Here is an animated video of a recent speech by Matthew Taylor, director of the Royal Society of the Arts, on the "21st Century Enlightenment".

I'm all in favor of Enlightenment values, and think that they are lacking today. Therefore, I welcome Taylor raising the subject. However, his argument  that we are "in thrall to animal spirits" and that we need to "recognize our frailties and limitations" is directly opposed to the underlying basis of the Enlightenment - humans as autonomous subjects. Taylor's use of recent findings from neurology, psychology and sociology does not enhance Enlightenment thinking; it represents an attack in the guise of support.

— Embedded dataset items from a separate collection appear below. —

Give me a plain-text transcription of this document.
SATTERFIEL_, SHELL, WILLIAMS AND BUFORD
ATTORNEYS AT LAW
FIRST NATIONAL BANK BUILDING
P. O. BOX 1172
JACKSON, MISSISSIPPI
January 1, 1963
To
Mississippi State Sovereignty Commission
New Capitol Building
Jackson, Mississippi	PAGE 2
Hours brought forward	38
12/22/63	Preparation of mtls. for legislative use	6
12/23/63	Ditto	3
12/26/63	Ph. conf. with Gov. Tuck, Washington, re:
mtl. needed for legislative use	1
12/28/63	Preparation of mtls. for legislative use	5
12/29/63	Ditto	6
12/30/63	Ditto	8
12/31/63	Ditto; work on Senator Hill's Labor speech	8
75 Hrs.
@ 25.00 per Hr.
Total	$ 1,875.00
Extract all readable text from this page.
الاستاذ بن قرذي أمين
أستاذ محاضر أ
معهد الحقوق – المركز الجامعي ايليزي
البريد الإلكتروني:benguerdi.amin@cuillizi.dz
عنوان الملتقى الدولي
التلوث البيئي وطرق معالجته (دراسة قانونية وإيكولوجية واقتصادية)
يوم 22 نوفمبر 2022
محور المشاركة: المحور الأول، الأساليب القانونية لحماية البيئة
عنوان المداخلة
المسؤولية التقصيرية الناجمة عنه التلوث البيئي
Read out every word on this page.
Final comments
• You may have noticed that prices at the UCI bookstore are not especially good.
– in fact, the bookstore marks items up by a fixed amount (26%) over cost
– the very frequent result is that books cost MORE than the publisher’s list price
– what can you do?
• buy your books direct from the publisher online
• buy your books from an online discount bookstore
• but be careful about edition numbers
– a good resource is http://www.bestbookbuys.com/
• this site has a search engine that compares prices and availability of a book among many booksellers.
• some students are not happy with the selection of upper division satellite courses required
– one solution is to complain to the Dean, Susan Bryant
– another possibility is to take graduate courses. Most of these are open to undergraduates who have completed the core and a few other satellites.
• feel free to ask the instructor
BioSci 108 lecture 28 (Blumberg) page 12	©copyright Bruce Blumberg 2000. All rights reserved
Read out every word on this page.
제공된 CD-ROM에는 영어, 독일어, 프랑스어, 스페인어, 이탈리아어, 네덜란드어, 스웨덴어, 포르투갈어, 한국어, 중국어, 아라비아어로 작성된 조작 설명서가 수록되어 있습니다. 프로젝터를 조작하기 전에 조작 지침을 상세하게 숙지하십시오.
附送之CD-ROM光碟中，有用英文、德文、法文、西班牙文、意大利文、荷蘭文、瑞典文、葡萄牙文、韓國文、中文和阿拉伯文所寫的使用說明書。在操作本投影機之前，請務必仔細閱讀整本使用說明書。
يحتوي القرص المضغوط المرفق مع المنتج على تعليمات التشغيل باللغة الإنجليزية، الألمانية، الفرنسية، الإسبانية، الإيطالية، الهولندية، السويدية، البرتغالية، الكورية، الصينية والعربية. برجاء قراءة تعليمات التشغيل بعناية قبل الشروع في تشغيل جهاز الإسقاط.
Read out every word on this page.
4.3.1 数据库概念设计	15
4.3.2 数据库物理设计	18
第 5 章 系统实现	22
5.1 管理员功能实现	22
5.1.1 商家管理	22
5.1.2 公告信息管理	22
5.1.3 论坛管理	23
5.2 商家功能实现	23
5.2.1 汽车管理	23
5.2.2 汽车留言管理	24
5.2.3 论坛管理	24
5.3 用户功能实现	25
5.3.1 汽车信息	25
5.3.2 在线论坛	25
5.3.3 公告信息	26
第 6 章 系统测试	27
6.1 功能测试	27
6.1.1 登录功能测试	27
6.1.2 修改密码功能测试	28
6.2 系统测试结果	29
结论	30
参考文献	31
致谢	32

As Tim Black wrote in his review of Tzvetan Todorov's In Defence of the Enlightenment in the spiked review of books, today we have an army of supposed heirs to the Enlightenment, such as "militant secularists, New Atheists, advocates of evidence-based policy, human rights champions". But their embrace of the Enlightenment is a strange one:

Principles that were central – albeit contested – to the Enlightenment have been reversed, turned in on themselves. Secularism, as we have seen recently in the French government’s decision to ban the burqa, has been transformed from state toleration of religious beliefs into their selective persecution; scientific knowledge, having been emancipated from theology, has now become the politician’s article of faith; even freedom itself, that integral Enlightenment impulse, has been reconceived as the enemy of the people. As the Enlightened critics of Enlightenment naivete would have it, in the symbolic shapes of our ever distending guts and CO2-belching cars, we may be a little too free.

Let the battle to define the 21st Century Enlightenment commence!